Esta ley crea dos clases de sindicatos: los sindicatos “a secas” y los sindicatos representativos.

Diferencia y objetivos

Para ser representativo se impone la regla de la obtención de resultados en las elecciones sindicales. Para ser representativo y ostentar los derechos propios de la representatividad es necesario haber obtenido, al menos, un 10 % de los representantes sindicales en un ámbito (estado, provincia o sector), reflejándose dos excepciones: la atribución de representatividad estatal a los sindicatos autonómicos que obtengan el 15 % en su ámbito y la atribución de representatividad, a nivel de empresa, de los sindicatos que tengan presencia (sea cual sea el porcentaje que obtengan) en los comités de empresa o delegados sindicales.

Todo sindicato, sea cual sea su importancia e implantación, tiene derecho a la organización interna y a la federación o confederación con otros sindicatos. Este aspecto de la libertad sindical no es problemático, está vinculado directamente con el derecho general a la asociación. El problema viene con los derechos de actividad sindical: la negociación colectiva, el derecho de huelga, la interposición de conflictos colectivos y la presentación de candidaturas.

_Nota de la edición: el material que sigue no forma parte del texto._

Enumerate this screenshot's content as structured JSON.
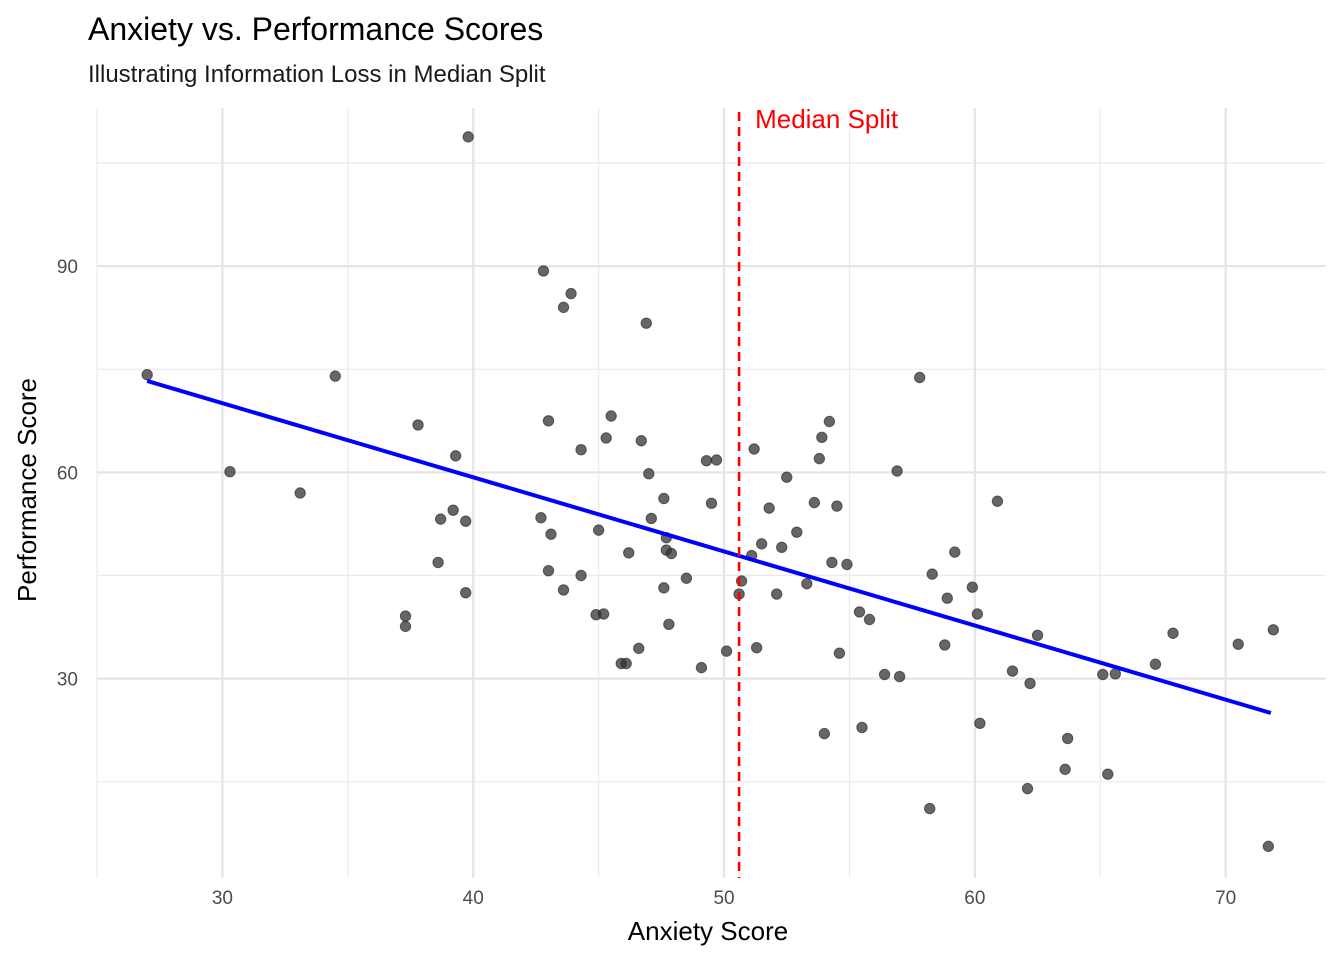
{
  "chart_data": {
    "type": "scatter",
    "title": "Anxiety vs. Performance Scores",
    "subtitle": "Illustrating Information Loss in Median Split",
    "xlabel": "Anxiety Score",
    "ylabel": "Performance Score",
    "xlim": [
      25,
      74
    ],
    "ylim": [
      1,
      113
    ],
    "x_ticks": [
      30,
      40,
      50,
      60,
      70
    ],
    "y_ticks": [
      30,
      60,
      90
    ],
    "grid": true,
    "theme": "minimal",
    "point_color": "#333333",
    "trend_line": {
      "x": [
        27.0,
        71.8
      ],
      "y": [
        73.3,
        25.0
      ],
      "color": "#0000ff"
    },
    "median_split": {
      "x": 50.6,
      "label": "Median Split",
      "color": "#ff0000"
    },
    "points": [
      {
        "x": 27.0,
        "y": 74.2
      },
      {
        "x": 30.3,
        "y": 60.1
      },
      {
        "x": 33.1,
        "y": 57.0
      },
      {
        "x": 34.5,
        "y": 74.0
      },
      {
        "x": 37.3,
        "y": 39.1
      },
      {
        "x": 37.3,
        "y": 37.6
      },
      {
        "x": 37.8,
        "y": 66.9
      },
      {
        "x": 38.6,
        "y": 46.9
      },
      {
        "x": 38.7,
        "y": 53.2
      },
      {
        "x": 39.2,
        "y": 54.5
      },
      {
        "x": 39.3,
        "y": 62.4
      },
      {
        "x": 39.7,
        "y": 52.9
      },
      {
        "x": 39.7,
        "y": 42.5
      },
      {
        "x": 39.8,
        "y": 108.8
      },
      {
        "x": 42.7,
        "y": 53.4
      },
      {
        "x": 42.8,
        "y": 89.3
      },
      {
        "x": 43.0,
        "y": 67.5
      },
      {
        "x": 43.0,
        "y": 45.7
      },
      {
        "x": 43.1,
        "y": 51.0
      },
      {
        "x": 43.6,
        "y": 84.0
      },
      {
        "x": 43.6,
        "y": 42.9
      },
      {
        "x": 43.9,
        "y": 86.0
      },
      {
        "x": 44.3,
        "y": 63.3
      },
      {
        "x": 44.3,
        "y": 45.0
      },
      {
        "x": 44.9,
        "y": 39.3
      },
      {
        "x": 45.0,
        "y": 51.6
      },
      {
        "x": 45.2,
        "y": 39.4
      },
      {
        "x": 45.3,
        "y": 65.0
      },
      {
        "x": 45.5,
        "y": 68.2
      },
      {
        "x": 45.9,
        "y": 32.2
      },
      {
        "x": 46.2,
        "y": 48.3
      },
      {
        "x": 46.1,
        "y": 32.2
      },
      {
        "x": 46.6,
        "y": 34.4
      },
      {
        "x": 46.7,
        "y": 64.6
      },
      {
        "x": 46.9,
        "y": 81.7
      },
      {
        "x": 47.0,
        "y": 59.8
      },
      {
        "x": 47.1,
        "y": 53.3
      },
      {
        "x": 47.6,
        "y": 43.2
      },
      {
        "x": 47.6,
        "y": 56.2
      },
      {
        "x": 47.7,
        "y": 50.5
      },
      {
        "x": 47.7,
        "y": 48.7
      },
      {
        "x": 47.8,
        "y": 37.9
      },
      {
        "x": 47.9,
        "y": 48.2
      },
      {
        "x": 48.5,
        "y": 44.6
      },
      {
        "x": 49.1,
        "y": 31.6
      },
      {
        "x": 49.3,
        "y": 61.7
      },
      {
        "x": 49.5,
        "y": 55.5
      },
      {
        "x": 49.7,
        "y": 61.8
      },
      {
        "x": 50.1,
        "y": 34.0
      },
      {
        "x": 50.6,
        "y": 42.3
      },
      {
        "x": 50.7,
        "y": 44.2
      },
      {
        "x": 51.1,
        "y": 47.9
      },
      {
        "x": 51.2,
        "y": 63.4
      },
      {
        "x": 51.3,
        "y": 34.5
      },
      {
        "x": 51.5,
        "y": 49.6
      },
      {
        "x": 51.8,
        "y": 54.8
      },
      {
        "x": 52.1,
        "y": 42.3
      },
      {
        "x": 52.3,
        "y": 49.1
      },
      {
        "x": 52.5,
        "y": 59.3
      },
      {
        "x": 52.9,
        "y": 51.3
      },
      {
        "x": 53.3,
        "y": 43.8
      },
      {
        "x": 53.6,
        "y": 55.6
      },
      {
        "x": 53.8,
        "y": 62.0
      },
      {
        "x": 53.9,
        "y": 65.1
      },
      {
        "x": 54.0,
        "y": 22.0
      },
      {
        "x": 54.2,
        "y": 67.4
      },
      {
        "x": 54.3,
        "y": 46.9
      },
      {
        "x": 54.5,
        "y": 55.1
      },
      {
        "x": 54.6,
        "y": 33.7
      },
      {
        "x": 54.9,
        "y": 46.6
      },
      {
        "x": 55.4,
        "y": 39.7
      },
      {
        "x": 55.5,
        "y": 22.9
      },
      {
        "x": 55.8,
        "y": 38.6
      },
      {
        "x": 56.4,
        "y": 30.6
      },
      {
        "x": 56.9,
        "y": 60.2
      },
      {
        "x": 57.0,
        "y": 30.3
      },
      {
        "x": 57.8,
        "y": 73.8
      },
      {
        "x": 58.2,
        "y": 11.1
      },
      {
        "x": 58.3,
        "y": 45.2
      },
      {
        "x": 58.8,
        "y": 34.9
      },
      {
        "x": 58.9,
        "y": 41.7
      },
      {
        "x": 59.2,
        "y": 48.4
      },
      {
        "x": 59.9,
        "y": 43.3
      },
      {
        "x": 60.1,
        "y": 39.4
      },
      {
        "x": 60.2,
        "y": 23.5
      },
      {
        "x": 60.9,
        "y": 55.8
      },
      {
        "x": 61.5,
        "y": 31.1
      },
      {
        "x": 62.1,
        "y": 14.0
      },
      {
        "x": 62.2,
        "y": 29.3
      },
      {
        "x": 62.5,
        "y": 36.3
      },
      {
        "x": 63.6,
        "y": 16.8
      },
      {
        "x": 63.7,
        "y": 21.3
      },
      {
        "x": 65.1,
        "y": 30.6
      },
      {
        "x": 65.3,
        "y": 16.1
      },
      {
        "x": 65.6,
        "y": 30.7
      },
      {
        "x": 67.2,
        "y": 32.1
      },
      {
        "x": 67.9,
        "y": 36.6
      },
      {
        "x": 70.5,
        "y": 35.0
      },
      {
        "x": 71.7,
        "y": 5.6
      },
      {
        "x": 71.9,
        "y": 37.1
      }
    ]
  }
}
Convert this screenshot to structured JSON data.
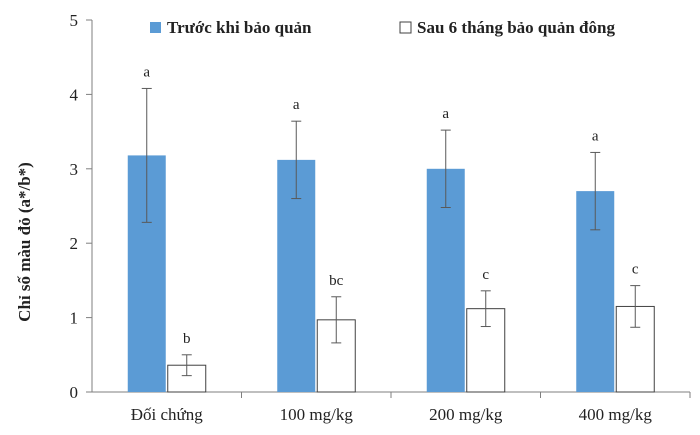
{
  "chart_data": {
    "type": "bar",
    "ylabel": "Chỉ số màu đỏ (a*/b*)",
    "ylim": [
      0,
      5
    ],
    "yticks": [
      "0",
      "1",
      "2",
      "3",
      "4",
      "5"
    ],
    "categories": [
      "Đối chứng",
      "100 mg/kg",
      "200 mg/kg",
      "400 mg/kg"
    ],
    "legend_position": "top",
    "series": [
      {
        "name": "Trước khi bảo quản",
        "color": "#5b9bd5",
        "values": [
          3.18,
          3.12,
          3.0,
          2.7
        ],
        "errors": [
          0.9,
          0.52,
          0.52,
          0.52
        ],
        "letters": [
          "a",
          "a",
          "a",
          "a"
        ]
      },
      {
        "name": "Sau 6 tháng bảo quản đông",
        "color": "#ffffff",
        "values": [
          0.36,
          0.97,
          1.12,
          1.15
        ],
        "errors": [
          0.14,
          0.31,
          0.24,
          0.28
        ],
        "letters": [
          "b",
          "bc",
          "c",
          "c"
        ]
      }
    ]
  }
}
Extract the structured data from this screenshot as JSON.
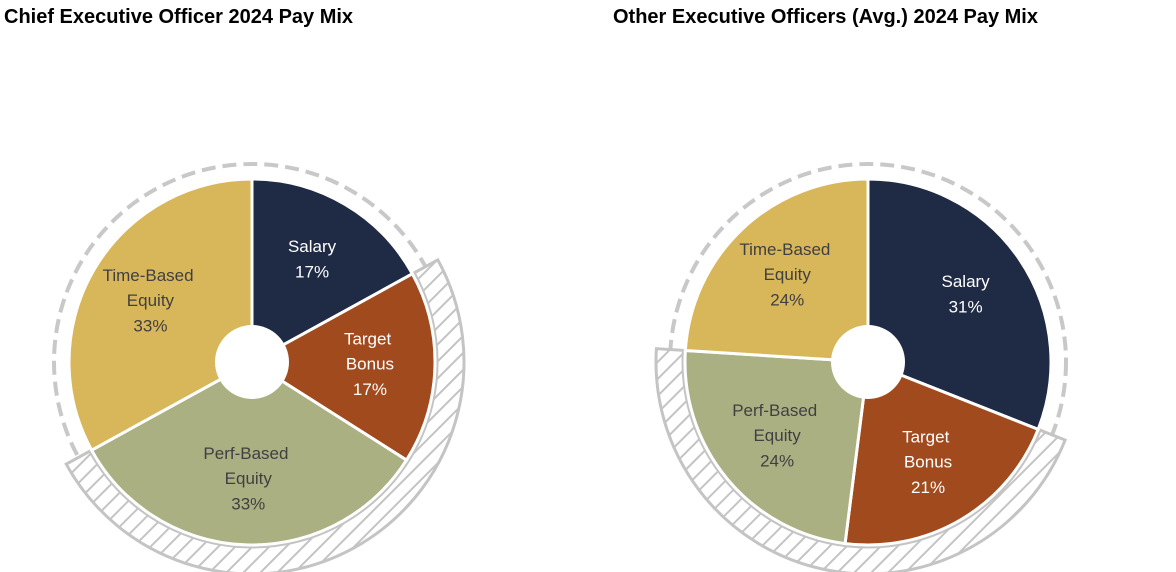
{
  "chart_data": [
    {
      "type": "pie",
      "title": "Chief Executive Officer 2024 Pay Mix",
      "categories": [
        "Salary",
        "Target Bonus",
        "Perf-Based Equity",
        "Time-Based Equity"
      ],
      "values": [
        17,
        17,
        33,
        33
      ],
      "value_labels": [
        "17%",
        "17%",
        "33%",
        "33%"
      ],
      "colors": [
        "#1f2a44",
        "#a04a1e",
        "#abb083",
        "#d8b65a"
      ]
    },
    {
      "type": "pie",
      "title": "Other Executive Officers (Avg.) 2024 Pay Mix",
      "categories": [
        "Salary",
        "Target Bonus",
        "Perf-Based Equity",
        "Time-Based Equity"
      ],
      "values": [
        31,
        21,
        24,
        24
      ],
      "value_labels": [
        "31%",
        "21%",
        "24%",
        "24%"
      ],
      "colors": [
        "#1f2a44",
        "#a04a1e",
        "#abb083",
        "#d8b65a"
      ]
    }
  ]
}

En un principio todos los sindicatos tienen estos derechos según la LOLS, pero este principio es relativo. La propia LOLS restringe el derecho a la negociación colectiva de eficacia general (es decir, la que puede regular las relaciones laborales) a los sindicatos con representatividad, que son, además, los únicos que pueden convocar, por sí mismos, elecciones sindicales (por no hablar del derecho a la representación institucional o a la cesión de inmuebles). Es decir se otorga a los sindicatos grandes la posibilidad de seguirlo siendo, otorgándoles la única llave que les permitirá afianzar y ampliar sus derechos: la convocatoria de elecciones sindicales.

Ámbito del procedimiento electoral

Por si esto fuera poco, la regulación del Estatuto de los Trabajadores (contemporáneo de la LOLS), deja muy claro el ámbito del procedimiento electoral: la empresa o el centro de trabajo, estableciéndose, además, un complejo y prolongado procedimiento electoral que imposibilita o, cuanto menos, dificulta cualquier tipo de promoción electoral en los ámbitos profesionales donde los trabajadores y trabajadoras tienen una profunda rotatividad, cambiando de empleador o de centro de trabajo varias veces al año. En el caso (complicado) en el cual se pudieran realizar elecciones en un determinado ámbito en estos sectores, la representatividad duraría lo que durara el vínculo laboral de los trabajadores: muy poco. En el sector profesional de artistas esto es manifiéstame así.

Una de las reivindicaciones inmediatas de las profesiones artísticas debe ser, por tanto y de cara a obtener instrumentos útiles de representación colectiva y defensa de los derechos laborales, apostar por un cambio legislativo que prevea, de la misma manera que existe una relación laboral especial de artistas o un sistema especial de cotización, la existencia de un sistema especial de elecciones sindicales. El modelo ideal debe ser la creación de circunscripciones electorales de ámbito provincial o autonómico, convocándose elecciones periódicas a las que pudieran concurrir todos los sindicatos (propios del sector o generales) y en las que pudieran votar todos los trabajadores del sector. De esta manera podrían existir sindicatos propios del sector con todos los derechos anejos a la representatividad sindical y, además, refrendados por el voto de los profesionales.